Karar yazarı Akif Beki bugünkü yazısında benim Cemal Kaşıkçı olayının CIA ve Mossadtarafından tezgahlandığı iddiasında bulunduğumu yazıyor. Bunu nereden çıkarmış anlamadım. Ben yalnızca bu iki örgütün geçmiş eylemlerini istihbarat birimlerinin bu tür işler yaptıklarına dair örnekler olarak vermiştim.

Ameliyat sırasında narkoz altında kalan benim, ama kafası karışan o.

Neyse… Yazdıklarımı okumaya yine de devam etsin, zihni açılacaktır…
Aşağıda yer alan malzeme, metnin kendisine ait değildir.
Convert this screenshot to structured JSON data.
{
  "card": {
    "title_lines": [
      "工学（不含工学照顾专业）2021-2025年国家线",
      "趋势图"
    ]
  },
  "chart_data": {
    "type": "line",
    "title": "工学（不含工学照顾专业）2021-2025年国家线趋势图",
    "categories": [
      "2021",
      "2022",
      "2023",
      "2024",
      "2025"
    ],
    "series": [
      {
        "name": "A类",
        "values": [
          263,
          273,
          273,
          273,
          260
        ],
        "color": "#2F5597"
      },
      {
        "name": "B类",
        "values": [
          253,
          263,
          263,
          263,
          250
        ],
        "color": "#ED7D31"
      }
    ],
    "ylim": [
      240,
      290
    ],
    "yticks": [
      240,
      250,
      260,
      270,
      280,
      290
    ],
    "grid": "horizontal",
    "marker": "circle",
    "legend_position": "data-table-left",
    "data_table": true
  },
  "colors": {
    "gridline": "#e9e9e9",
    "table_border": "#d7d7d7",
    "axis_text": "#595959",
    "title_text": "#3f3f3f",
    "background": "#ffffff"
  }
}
Cumhurbaşkanı Tayyip Erdoğan, Macaristan dönüşü, gezisini izleyen basın mensuplarına, Cemal Kaşıkçı olayı ile ilgili şu sözleri de sarf etti:

‘‘Bir başkonsoloslukta, bir büyükelçilikte kamera sistemlerinin olmaması mümkün mü? Olayın cereyan ettiği Suudi Arabistan Başkonsolosluğu’nda kamera sistemlerinin olmaması mümkün müdür? Yani buradan bir kuş uçsa, buradan bir sivrisinek çıksa bu sistemler bunu yakalar ki, onlarda bu sistemlerin en ileri dereceleri vardır.’’
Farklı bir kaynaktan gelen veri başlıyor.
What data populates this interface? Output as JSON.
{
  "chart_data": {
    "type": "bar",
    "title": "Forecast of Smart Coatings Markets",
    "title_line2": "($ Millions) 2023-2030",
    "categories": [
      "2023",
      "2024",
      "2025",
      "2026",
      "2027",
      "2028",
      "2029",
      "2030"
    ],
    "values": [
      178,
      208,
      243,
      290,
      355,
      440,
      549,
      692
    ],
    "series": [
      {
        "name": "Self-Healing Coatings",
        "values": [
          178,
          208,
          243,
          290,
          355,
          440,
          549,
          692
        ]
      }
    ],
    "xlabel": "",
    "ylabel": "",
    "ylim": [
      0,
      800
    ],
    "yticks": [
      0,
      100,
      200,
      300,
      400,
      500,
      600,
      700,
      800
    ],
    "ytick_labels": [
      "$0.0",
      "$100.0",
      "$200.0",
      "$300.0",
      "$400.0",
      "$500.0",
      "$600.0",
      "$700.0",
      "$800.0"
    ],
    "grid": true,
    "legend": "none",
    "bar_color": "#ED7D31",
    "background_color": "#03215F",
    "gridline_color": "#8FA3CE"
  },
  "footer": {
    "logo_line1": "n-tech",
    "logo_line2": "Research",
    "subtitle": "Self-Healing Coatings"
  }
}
Cümledeki ‘kuş’ anlaşılabilir bir şey, hatta ‘sinek’ de dese şaşırmazdım, peki ya ‘sivrisinek’?

Sorumun anlamı

ABD ile Sovyetler Birliği arasındaki ‘Soğuk Savaş’ ABD’nin üstünlüğüyle sona ermişti, hatırlayacaksınız. O dönemde ABD başkanı Ronald Reagan‘dı. Siyasete meraklı Hollywood aktörü Reagan önce Kaliforniya valiliğine soyunmuş, ardından Beyaz Saray yarışına katılarak başkan seçilmeyi başarmıştı.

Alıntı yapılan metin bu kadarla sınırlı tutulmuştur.